The farcical dispute between the UK judiciary and parliament this week surrounding injunctions and gagging orders masked the real issue: the end of media control of dissemination of information.
In years to come we may regard May 2011 as a milestone moment in marking the progress of digital and social media on how information reaches us.
For those living offgrid or outside the UK here’s a brief summary of events:
-Footballer takes out a ” injunction” (an injunction whose very existence can not even be mentioned) to prevent news getting out of his alleged affair with a TV celebrity Imogen Thomas
-Sources close to the story are alleged to have leaked details via Twitter
-Footballer’s name is mentioned in tweets by more than 75,000 users and many bogus accounts are set up in both his and Thomas’s name
-Media object strongly to the fact that they are unable to name the footballer while it is common knowledge thanks to social media
-A Member of Parliament (MP) names the footballer on May 20, using “Parliamentary Privilege” or the right of MPs to discuss freely what they want. It can then be reported on.
Right now the traditional media, who have a vested interest in the affair, are portraying this as a battle between, on the one hand, press freedom and noble parliamentarians, and on the other, the out of date judiciary and powerful figures in public life.
This is a distraction: the real issue – and the long-lasting learning from this affair – is that we have clear, tangible evidence that traditional media no longer control dissemination of news and information.
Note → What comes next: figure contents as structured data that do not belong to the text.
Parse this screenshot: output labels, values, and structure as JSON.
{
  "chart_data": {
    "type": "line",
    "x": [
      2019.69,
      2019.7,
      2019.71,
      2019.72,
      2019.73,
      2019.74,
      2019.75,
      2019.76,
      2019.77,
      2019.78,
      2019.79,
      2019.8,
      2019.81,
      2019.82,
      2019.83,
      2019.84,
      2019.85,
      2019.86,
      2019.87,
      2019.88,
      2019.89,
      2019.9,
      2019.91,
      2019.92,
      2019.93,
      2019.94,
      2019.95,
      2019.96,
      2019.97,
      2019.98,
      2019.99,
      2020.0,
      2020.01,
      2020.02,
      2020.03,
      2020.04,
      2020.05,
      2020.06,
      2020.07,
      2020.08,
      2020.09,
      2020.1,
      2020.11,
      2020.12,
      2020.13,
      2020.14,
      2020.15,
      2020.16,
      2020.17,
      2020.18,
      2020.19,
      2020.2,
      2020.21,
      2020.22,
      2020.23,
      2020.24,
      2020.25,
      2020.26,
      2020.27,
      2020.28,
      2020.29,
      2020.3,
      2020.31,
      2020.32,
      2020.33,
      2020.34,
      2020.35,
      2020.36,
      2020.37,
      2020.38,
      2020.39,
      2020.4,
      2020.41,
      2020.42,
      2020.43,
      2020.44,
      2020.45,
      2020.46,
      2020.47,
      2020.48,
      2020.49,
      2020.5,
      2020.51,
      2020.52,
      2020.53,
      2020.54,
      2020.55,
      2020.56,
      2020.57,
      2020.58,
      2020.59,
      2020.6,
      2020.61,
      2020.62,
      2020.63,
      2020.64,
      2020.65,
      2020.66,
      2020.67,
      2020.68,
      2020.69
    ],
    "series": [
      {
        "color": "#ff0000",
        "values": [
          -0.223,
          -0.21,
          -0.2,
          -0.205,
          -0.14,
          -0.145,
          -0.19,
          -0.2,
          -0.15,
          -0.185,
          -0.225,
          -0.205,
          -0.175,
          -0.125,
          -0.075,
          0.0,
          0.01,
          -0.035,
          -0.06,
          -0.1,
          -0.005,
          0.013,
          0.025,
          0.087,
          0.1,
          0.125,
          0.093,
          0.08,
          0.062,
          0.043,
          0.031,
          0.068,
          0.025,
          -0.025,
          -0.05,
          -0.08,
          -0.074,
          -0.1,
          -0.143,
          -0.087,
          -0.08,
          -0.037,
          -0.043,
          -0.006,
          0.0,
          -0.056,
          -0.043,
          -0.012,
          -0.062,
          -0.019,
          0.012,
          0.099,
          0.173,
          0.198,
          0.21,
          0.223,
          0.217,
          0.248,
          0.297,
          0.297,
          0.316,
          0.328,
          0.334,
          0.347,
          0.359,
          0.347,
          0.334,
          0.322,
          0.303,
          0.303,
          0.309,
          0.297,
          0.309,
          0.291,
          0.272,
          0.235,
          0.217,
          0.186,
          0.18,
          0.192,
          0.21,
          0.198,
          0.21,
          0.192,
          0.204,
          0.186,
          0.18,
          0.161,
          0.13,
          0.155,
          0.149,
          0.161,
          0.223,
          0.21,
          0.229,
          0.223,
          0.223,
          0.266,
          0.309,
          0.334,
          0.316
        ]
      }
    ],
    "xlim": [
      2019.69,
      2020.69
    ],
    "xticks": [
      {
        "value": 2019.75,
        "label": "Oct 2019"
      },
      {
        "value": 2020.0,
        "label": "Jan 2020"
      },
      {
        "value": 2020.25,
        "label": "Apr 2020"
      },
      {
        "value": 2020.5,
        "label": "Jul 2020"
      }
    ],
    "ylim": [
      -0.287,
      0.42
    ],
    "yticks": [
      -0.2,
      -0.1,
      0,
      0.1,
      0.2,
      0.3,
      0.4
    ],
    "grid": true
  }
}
We are now to have an investigation and a debate around privacy, fuelled by years of questionable tabloid intrusion into the personal lives of those in the public gaze.
At the same time, Lord Chief Justice Lord Judge has said. “Modern technology is totally out of control.” His comments belie a lack of understanding about the realities of consumer behaviour and the power of social media.
The fact that Lord Judge calls the internet and social media – used by billions across the planet from all social strata “technology” – marks him out as an anachronism. Yet his comments also demonstrate the steep learning curve that he and his colleagues will confront in years to come, as the public take over the primary role of disseminating information.
Here are the learnings which all parties must take to heart in order to strike the right balance in the forthcoming debate:
-digital media is not territorial. Pre-digital, it was possible to prohibit national media from printing or broadcasting within a territory. Injunctions in one territory can not prevent the spread of information to others without the degree of censorship which China and other nations impose.
-social media channels are not “media”. Social media content is the conversation all around us translated into digital form. It is made up of individuals and their connection to others, through real-world relationships or common interest. Injuncting and suing individuals may have legitimate grounding in law, yet, the reality of being able to identify and injunct either a service with tens of millions of users, or those users individually, is as unworkable as preventing file-sharing has proven. It’s as viable as gagging each and every one of us.
-users will continue to create and share information, irrespective of the law. Prior to the advent of digital and social channels, the public had limited control over how they responded to print and broadcast information. Now users themselves create information, often in advance of traditional media (the Egyptian revolution and the raid on Osama Bin Laden’s compound providing us with just two examples.
Users will also play an increasing role in broadcasting, disseminating and curating information. To those in traditional media, law-making and enforcement this is an inconvenient truth. Yet once we recognise and accept that “technology” has disrupted and changed the relationships between news and individual we can start to have an informed debate about the implications of these behaviours and the actions we need to take.